Your reputation is more important to your value in the eyes of others than is your actual product. It couldn’t be any other way, as no one you work with has time to follow every detail every day of what you do. If you come through reliably, especially on some big tasks early on, you will begin to get a reputation as someone who gets things done. The longer you live up to it, the stronger the reputation becomes. At some point, you’ll see diminishing returns to hard work. Your reputation will be strong enough to survive a missed project here or there. When you are most secure in your professional role you are most vulnerable. The comfort zone is the danger zone.
The danger is not that people will suddenly realize you’re no longer getting it done.
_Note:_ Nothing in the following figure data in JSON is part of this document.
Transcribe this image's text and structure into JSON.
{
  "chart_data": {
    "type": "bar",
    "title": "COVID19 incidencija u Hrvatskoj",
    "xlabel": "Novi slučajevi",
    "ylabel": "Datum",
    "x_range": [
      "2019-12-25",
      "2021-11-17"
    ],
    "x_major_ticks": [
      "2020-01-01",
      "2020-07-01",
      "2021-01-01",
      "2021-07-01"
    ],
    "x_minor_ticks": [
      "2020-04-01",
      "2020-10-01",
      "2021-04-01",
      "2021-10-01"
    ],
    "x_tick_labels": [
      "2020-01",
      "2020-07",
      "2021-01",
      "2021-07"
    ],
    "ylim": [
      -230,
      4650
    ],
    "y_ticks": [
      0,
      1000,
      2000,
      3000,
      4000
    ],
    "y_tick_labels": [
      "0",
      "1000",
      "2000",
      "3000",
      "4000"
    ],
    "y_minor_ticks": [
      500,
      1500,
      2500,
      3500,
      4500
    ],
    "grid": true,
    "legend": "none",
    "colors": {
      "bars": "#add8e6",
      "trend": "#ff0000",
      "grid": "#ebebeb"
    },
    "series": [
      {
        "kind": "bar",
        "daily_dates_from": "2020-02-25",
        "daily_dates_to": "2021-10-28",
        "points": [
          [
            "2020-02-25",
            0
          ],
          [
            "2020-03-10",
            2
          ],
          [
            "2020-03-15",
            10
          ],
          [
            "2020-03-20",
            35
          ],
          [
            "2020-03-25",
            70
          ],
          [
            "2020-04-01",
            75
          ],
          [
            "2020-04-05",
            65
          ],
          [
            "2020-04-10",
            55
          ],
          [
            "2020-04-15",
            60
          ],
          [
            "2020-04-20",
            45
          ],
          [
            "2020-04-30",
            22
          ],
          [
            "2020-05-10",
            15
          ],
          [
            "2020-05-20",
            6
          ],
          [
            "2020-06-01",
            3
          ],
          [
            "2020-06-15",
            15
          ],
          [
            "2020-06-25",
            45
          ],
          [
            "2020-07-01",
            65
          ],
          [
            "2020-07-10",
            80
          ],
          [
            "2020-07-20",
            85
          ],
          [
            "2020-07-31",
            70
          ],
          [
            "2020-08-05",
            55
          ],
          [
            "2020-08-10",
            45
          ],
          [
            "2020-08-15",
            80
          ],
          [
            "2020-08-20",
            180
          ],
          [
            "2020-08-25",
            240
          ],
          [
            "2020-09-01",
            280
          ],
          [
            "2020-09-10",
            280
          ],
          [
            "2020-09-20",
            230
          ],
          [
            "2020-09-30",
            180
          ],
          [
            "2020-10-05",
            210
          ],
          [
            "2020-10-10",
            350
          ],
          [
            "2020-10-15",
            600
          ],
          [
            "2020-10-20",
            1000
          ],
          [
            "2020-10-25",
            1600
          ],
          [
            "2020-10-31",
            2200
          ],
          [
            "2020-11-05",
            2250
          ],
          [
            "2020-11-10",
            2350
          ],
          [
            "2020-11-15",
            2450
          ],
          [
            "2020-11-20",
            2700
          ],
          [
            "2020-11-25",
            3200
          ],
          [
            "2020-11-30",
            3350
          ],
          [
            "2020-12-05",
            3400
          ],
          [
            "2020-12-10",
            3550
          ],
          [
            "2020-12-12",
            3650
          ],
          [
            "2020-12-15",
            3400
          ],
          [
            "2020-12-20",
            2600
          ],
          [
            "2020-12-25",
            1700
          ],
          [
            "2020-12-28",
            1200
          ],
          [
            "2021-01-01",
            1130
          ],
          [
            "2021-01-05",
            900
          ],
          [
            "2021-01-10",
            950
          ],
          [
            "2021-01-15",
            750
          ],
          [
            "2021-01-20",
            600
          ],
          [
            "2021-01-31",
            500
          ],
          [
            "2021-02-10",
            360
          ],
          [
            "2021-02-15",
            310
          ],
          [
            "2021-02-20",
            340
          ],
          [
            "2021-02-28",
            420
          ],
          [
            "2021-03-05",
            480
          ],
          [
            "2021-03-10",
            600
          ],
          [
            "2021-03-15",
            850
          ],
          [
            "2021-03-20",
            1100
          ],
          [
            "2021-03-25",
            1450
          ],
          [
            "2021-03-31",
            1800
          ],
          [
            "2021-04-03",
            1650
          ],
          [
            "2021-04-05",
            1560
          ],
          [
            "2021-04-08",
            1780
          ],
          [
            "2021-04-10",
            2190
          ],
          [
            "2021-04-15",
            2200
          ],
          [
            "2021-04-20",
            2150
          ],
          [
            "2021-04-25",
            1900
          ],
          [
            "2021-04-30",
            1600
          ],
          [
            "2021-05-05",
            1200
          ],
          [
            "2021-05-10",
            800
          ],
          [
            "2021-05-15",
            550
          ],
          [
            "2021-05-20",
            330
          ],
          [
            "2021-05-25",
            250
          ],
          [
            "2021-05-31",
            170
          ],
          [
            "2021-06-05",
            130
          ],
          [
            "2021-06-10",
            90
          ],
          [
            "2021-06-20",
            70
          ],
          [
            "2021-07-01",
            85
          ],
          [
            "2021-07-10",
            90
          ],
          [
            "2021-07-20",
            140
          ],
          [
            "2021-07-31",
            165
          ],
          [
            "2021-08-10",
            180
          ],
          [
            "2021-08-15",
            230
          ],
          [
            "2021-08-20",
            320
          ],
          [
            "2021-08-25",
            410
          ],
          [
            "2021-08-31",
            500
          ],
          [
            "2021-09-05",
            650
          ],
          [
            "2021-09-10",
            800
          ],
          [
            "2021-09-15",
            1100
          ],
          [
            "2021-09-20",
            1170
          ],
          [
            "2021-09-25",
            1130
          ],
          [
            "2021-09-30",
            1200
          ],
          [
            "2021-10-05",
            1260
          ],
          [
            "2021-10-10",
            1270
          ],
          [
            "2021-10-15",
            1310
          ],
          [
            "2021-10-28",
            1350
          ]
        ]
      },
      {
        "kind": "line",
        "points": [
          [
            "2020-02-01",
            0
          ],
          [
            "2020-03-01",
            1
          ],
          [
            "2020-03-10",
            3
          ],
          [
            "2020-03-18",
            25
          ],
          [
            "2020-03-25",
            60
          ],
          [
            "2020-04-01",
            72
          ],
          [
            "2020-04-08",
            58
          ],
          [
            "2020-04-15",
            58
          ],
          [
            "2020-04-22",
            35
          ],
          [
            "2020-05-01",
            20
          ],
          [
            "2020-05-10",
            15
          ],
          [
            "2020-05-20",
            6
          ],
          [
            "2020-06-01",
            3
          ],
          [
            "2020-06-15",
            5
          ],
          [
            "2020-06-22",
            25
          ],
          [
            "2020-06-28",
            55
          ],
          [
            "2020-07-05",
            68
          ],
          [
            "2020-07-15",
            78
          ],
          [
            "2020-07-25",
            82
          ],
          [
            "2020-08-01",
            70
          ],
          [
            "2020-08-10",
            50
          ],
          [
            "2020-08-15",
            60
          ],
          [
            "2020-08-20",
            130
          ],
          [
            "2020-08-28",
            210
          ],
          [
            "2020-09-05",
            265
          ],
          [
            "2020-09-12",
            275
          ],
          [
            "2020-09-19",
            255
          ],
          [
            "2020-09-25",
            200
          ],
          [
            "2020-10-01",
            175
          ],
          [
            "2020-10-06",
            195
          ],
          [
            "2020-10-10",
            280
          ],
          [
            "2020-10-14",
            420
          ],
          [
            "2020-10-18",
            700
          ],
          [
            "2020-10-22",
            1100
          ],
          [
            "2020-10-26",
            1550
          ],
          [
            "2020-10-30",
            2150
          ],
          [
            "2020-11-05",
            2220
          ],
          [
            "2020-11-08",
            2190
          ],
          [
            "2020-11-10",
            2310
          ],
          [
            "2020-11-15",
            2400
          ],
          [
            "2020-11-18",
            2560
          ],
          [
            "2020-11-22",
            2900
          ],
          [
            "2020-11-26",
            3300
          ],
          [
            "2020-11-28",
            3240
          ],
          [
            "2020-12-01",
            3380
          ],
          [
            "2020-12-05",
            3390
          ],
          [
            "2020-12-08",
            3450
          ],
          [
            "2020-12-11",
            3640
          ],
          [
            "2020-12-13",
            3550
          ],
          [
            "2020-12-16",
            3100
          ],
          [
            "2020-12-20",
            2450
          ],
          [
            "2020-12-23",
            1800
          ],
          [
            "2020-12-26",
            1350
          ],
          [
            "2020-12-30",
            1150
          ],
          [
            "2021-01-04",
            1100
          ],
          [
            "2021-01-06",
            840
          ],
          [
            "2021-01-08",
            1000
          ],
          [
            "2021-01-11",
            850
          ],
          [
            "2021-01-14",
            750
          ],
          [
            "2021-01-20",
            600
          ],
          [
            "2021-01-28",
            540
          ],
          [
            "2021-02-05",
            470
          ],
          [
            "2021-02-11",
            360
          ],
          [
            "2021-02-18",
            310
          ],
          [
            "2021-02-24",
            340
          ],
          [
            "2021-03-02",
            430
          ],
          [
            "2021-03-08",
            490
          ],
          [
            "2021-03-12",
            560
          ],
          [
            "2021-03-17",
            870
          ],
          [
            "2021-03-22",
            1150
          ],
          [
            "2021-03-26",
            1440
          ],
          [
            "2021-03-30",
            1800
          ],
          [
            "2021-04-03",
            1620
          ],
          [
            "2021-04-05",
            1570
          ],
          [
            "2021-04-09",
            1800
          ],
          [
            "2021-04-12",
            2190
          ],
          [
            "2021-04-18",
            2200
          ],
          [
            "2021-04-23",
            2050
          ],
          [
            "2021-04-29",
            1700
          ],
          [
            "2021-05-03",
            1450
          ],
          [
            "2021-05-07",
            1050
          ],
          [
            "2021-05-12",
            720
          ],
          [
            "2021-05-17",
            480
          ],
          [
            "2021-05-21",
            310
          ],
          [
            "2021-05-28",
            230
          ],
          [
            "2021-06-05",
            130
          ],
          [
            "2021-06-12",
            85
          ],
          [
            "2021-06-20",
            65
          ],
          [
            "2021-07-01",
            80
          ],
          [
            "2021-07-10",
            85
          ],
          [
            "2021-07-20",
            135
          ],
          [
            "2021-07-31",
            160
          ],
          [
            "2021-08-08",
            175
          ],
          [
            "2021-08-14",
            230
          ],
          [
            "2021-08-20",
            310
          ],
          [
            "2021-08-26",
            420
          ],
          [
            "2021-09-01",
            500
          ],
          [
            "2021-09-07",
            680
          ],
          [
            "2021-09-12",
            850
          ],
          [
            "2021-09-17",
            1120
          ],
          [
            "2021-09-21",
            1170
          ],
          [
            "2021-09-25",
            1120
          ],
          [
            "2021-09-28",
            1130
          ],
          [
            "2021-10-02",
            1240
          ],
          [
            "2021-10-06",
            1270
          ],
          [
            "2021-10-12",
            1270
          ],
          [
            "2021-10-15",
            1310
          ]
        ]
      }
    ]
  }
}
That may happen, but I’ve witnessed people who continue to get by on a legacy of past work for years. It seems some people can spend the better part of their careers getting work because of a reputation formed decades before. The real danger is that you’ll stop creating value. This is a tragedy, not only for any persons or organizations who pay you to produce, but for your own well-being. Do not underestimate the deep human need to forge and create and hone and toil and complete.
The more praise you get early on, the more you need to be alert to the temptation to slack. You’ve never “arrived”. You always need to work hard. That is what separates the good from the truly great. The good get a well-deserved reputation and then do what’s necessary to maintain it. The great put their nose to the grind ’till the end, even if their reputation would be OK if they didn’t. They continue to evolve what they produce so that it is more and more what they love, but they keep producing.
What can you do to better your career? Young or old, experienced or inexperienced, just get **it done.